Numbers, Facts and Trends Shaping Your World

The U.S. is not widely seen as highly religious

Hands praying over an American flag.
(Getty Images)

A modest share of people around the world see the United States as more religious than other wealthy nations – despite considerable evidence that it is.

How we did this

This Pew Research Center analysis examines how people in 23 surveyed countries view the religiosity of the United States, as well as how the U.S. compares with other wealthy nations in terms of religion.

This analysis draws on nationally representative surveys of 27,285 adults conducted from Feb. 20 to May 22, 2023. All surveys were conducted over the phone with adults in Canada, France, Germany, Greece, Italy, Japan, the Netherlands, South Korea, Spain, Sweden and the United Kingdom. Surveys were conducted face-to-face in Hungary, Poland, India, Indonesia, Israel, Kenya, Nigeria, South Africa, Argentina, Brazil and Mexico. In Australia, we used a mixed-mode probability-based online panel.

Data from the U.S. on the importance of religion in people’s lives – as well as Americans’ rates of affiliation – come from a published analysis based on the Center’s 2021 National Public Opinion Reference Survey (NPORS). The survey was conducted online and by mail among a nationally representative group of respondents recruited using address-based sampling, which ensures that nearly all U.S. adults have a chance of selection. The study was conducted from May 29 to Aug. 25, 2021.

A bar chart showing that, in surveyed countries, people generally don’t see the U.S. as more religious than other wealthy nations.

A global median of 23% of adults say the U.S. is more religious than other wealthy nations, according to a Pew Research Center survey of 23 countries conducted this spring. Far more adults in these countries say the U.S. is either about as religious as other wealthy nations (a median of 41% say this) or less religious than other wealthy nations (a median of 26% say this).

In many surveyed countries, the most common response is that the U.S. is about as religious as other wealthy nations. More than half of all adults say this in Hungary (59%) and Spain (54%), for example.

In some countries, large shares say the U.S. is less religious than other wealthy nations. Nearly half of adults (48%) say this in Mexico – one of nine surveyed countries in which at least 33% of adults say this.

How the U.S. compares religiously with other wealthy nations

A bar chart that shows, among surveyed high-income nations, Americans are the most likely to say religion is very important in their life.

Perceptions aside, there is evidence from multiple cross-national surveys that the U.S. is considerably more religious than similarly wealthy nations.

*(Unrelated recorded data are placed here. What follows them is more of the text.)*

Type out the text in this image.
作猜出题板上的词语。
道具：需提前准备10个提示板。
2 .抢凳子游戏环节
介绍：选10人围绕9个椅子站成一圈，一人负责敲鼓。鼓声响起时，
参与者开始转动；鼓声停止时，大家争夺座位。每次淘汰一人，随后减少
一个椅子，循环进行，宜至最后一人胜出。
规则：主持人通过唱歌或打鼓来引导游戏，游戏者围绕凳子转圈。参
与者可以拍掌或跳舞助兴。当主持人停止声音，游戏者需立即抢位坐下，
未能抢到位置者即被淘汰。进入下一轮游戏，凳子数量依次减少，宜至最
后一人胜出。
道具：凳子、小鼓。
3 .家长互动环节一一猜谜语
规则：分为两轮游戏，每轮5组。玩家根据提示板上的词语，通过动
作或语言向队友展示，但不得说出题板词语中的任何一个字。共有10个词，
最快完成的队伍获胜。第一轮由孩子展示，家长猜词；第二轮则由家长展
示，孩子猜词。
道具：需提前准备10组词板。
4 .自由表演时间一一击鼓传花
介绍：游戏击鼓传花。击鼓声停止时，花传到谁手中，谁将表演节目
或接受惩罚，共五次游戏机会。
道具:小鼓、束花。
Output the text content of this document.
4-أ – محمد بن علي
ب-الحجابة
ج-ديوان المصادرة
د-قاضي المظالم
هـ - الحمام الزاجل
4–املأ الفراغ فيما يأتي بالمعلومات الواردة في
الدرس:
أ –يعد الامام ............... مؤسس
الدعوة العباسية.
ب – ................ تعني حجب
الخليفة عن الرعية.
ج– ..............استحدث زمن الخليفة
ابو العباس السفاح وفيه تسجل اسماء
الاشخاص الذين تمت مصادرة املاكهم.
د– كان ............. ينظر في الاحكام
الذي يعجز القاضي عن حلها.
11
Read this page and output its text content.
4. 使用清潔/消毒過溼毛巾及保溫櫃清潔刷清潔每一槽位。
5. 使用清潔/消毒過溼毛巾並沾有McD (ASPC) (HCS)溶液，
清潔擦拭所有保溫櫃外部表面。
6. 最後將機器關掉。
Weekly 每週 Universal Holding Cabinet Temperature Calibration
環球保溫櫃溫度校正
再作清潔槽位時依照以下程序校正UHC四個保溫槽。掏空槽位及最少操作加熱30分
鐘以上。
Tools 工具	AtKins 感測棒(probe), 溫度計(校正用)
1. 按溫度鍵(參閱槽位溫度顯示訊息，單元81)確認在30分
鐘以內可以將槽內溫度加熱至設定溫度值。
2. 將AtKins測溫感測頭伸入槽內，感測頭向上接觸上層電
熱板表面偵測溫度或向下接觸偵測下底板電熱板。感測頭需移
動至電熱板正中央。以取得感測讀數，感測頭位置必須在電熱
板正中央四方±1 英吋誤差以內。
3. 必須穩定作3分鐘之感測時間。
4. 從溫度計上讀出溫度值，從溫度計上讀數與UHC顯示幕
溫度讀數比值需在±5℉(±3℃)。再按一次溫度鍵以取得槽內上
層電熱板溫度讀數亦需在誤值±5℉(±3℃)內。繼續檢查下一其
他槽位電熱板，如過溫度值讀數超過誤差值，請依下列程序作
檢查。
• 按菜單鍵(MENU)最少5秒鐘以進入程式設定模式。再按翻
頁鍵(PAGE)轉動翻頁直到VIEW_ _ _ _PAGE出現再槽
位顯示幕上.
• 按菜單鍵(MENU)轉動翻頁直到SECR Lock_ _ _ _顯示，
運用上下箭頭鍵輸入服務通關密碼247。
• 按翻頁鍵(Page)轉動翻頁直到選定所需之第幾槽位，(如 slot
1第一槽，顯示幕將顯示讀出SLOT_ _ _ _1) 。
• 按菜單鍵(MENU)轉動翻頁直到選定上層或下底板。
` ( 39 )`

Looking at the high-income nations included in the Center’s spring survey, U.S. adults are more likely than many others to say religion is very important in their life. Around four-in-ten Americans (41%) say this – almost twice as many (21%) as the median share for wealthy countries surveyed. (This analysis uses the World Bank’s definition of high-income countries.)

But the U.S. is more similar to its wealthy peers in its shares of religiously affiliated adults. About 70% of U.S. adults say they belong to some religion – compared with a median of 64% in the other high-income countries included in the spring survey.

A 2018 Center analysis also showed that the U.S. stands out among wealthy countries in terms of religious commitment. Out of 102 countries analyzed, the U.S. was the only one with both above-average gross domestic product per capita and above-average frequency of daily prayer.

Still, as is the case in other wealthy countries, religious commitment has been falling in the U.S. in recent decades. Since the 1990s, the share of U.S. adults who identify as atheist, agnostic or “nothing in particular” has risen from about 8% to 29%. And Pew Research Center projections suggest that the religiously unaffiliated may outnumber Christians in the U.S. the coming decades.